The state’s rainfall patterns were unusual and unprecedented, “none of which could be factored in, while assessing risks”, according to the official. Rainfall began a month late. Then, the districts of Dhule, Palghar, Thane, Nandurbar, Pune, Satara and Sanagli got 120% excess rainfall by August for the first time in 70 years, according to the India Meteorological Department (IMD). The state’s 11 major dams overflowed, leaving 16 districts flooded.
“There has been, no doubt, an increase in extreme weather and also the variability. Short spells of heavy rains are increasing and that of moderate rains are decreasing,” said Ajit Tyagi, a former chief of IMD.
The PMFBY faces a double whammy. While on the one hand farmers complain about payment delays, on the other, insurance companies say their claims-to-premium ratio have been quite high even in good years and certainly higher than the global average.
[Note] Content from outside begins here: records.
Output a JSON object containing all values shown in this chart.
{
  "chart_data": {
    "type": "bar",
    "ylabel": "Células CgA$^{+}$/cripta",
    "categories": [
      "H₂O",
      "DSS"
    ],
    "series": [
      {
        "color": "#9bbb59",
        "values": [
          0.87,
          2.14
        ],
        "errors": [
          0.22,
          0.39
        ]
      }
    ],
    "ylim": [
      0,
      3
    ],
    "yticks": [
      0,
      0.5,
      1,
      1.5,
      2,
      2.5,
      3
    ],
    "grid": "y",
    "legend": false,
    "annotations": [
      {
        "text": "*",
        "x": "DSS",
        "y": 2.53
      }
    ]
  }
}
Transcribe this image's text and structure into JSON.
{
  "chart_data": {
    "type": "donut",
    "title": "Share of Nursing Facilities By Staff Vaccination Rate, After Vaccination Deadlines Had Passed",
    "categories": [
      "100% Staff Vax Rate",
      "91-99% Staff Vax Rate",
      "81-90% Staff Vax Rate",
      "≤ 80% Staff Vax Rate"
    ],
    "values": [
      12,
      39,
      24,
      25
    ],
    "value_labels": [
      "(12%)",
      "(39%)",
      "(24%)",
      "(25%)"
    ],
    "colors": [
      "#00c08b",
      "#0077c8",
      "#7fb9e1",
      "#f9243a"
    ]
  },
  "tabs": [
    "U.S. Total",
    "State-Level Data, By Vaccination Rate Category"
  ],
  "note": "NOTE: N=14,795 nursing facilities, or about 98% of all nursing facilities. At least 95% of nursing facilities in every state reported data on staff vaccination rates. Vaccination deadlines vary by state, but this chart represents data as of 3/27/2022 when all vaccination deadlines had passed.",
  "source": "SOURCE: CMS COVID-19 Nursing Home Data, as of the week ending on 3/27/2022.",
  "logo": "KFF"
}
Insurance works on the premise that insurers earn healthy revenues during normal, uneventful years, while paying claims only during adversity.
An evaluation by the agriculture ministry, reviewed by HT, showed that this ratio for insurers participating in the PMFBY is around 81% since the scheme’s launch. That’s very high. Additionally, insurers pay 10-13% as administrative costs, including overheads such as re-insurance costs.
This has made the business model less lucrative than insurers thought it to be, leading to the exit of four firms from the PMFBY this year. These are Tata AIG General Insurance, ICICI Lombard General Insurance, Shriram General Insurance and Cholamandalam MS General Insurance.
“Of course, there are multiple reasons, but costs and weather patterns are the main reasons,” said Madhukar Sinha, the executive vice-president of Tata AIG.
“Three of the four years, since the launch of the scheme, were overall good years in actuarial risk evaluation. Yet the claims ratio, according to the companies, were high,” the official cited above said. Globally, the claims ratio is 65%, the official added, citing insurers.
Nine states have seen very high payout ratios. For instance, Karnataka saw 137% during the kharif (or monsoon crop) season of 2016. Chhattisgarh saw a claims ratio of 452% in kharif 2017, while Tamil Nadu saw a claims ratio of 306% in rabi (winter crop) 2016-17. In India, while kharif falls within one calendar year, the rabi season is spread over a financial year. In kharif 2018, Haryana saw a payout ratio of 140%.
“Unpredictable weather patterns which are not part of forecasts are one of the biggest emerging risks for us,” said an official of the state-run Agricultural Insurance Company (AIC), who asked not to be named.
For instance, in kharif 2018, Gujarat’s drought pockets were not forecast. Insurance companies rely on customised commercial forecasts, but events are going unpredicted, he said. The biggest examples, the official from AIC said, were the excess rainfall in August-September period this year; in Kerala in 2018; and the drought in 13 districts of Tamil Nadu and 10 districts of Karnataka in 2018-19.
According to provisional data, gross premiums under PMFBY during 2018-19 were ~20,923 crore, while total claims amounted to ~27,550 crore. 2018-19 was predicted to be a so-called “good insurance year”.
The official cited in the first instance said the exit of four companies due to unexpected claims ratio has altered the “course of bidding”, preventing the PMFBY scheme from striking better premium rates.
Under the PMFBY, farmers pay between 1.5% and 2% of the premium and the rest is shared 50:50 between the Centre and states. With fewer firms, premium costs for the government are projected to go up. “We need a fix. We are working on it,” the first official added.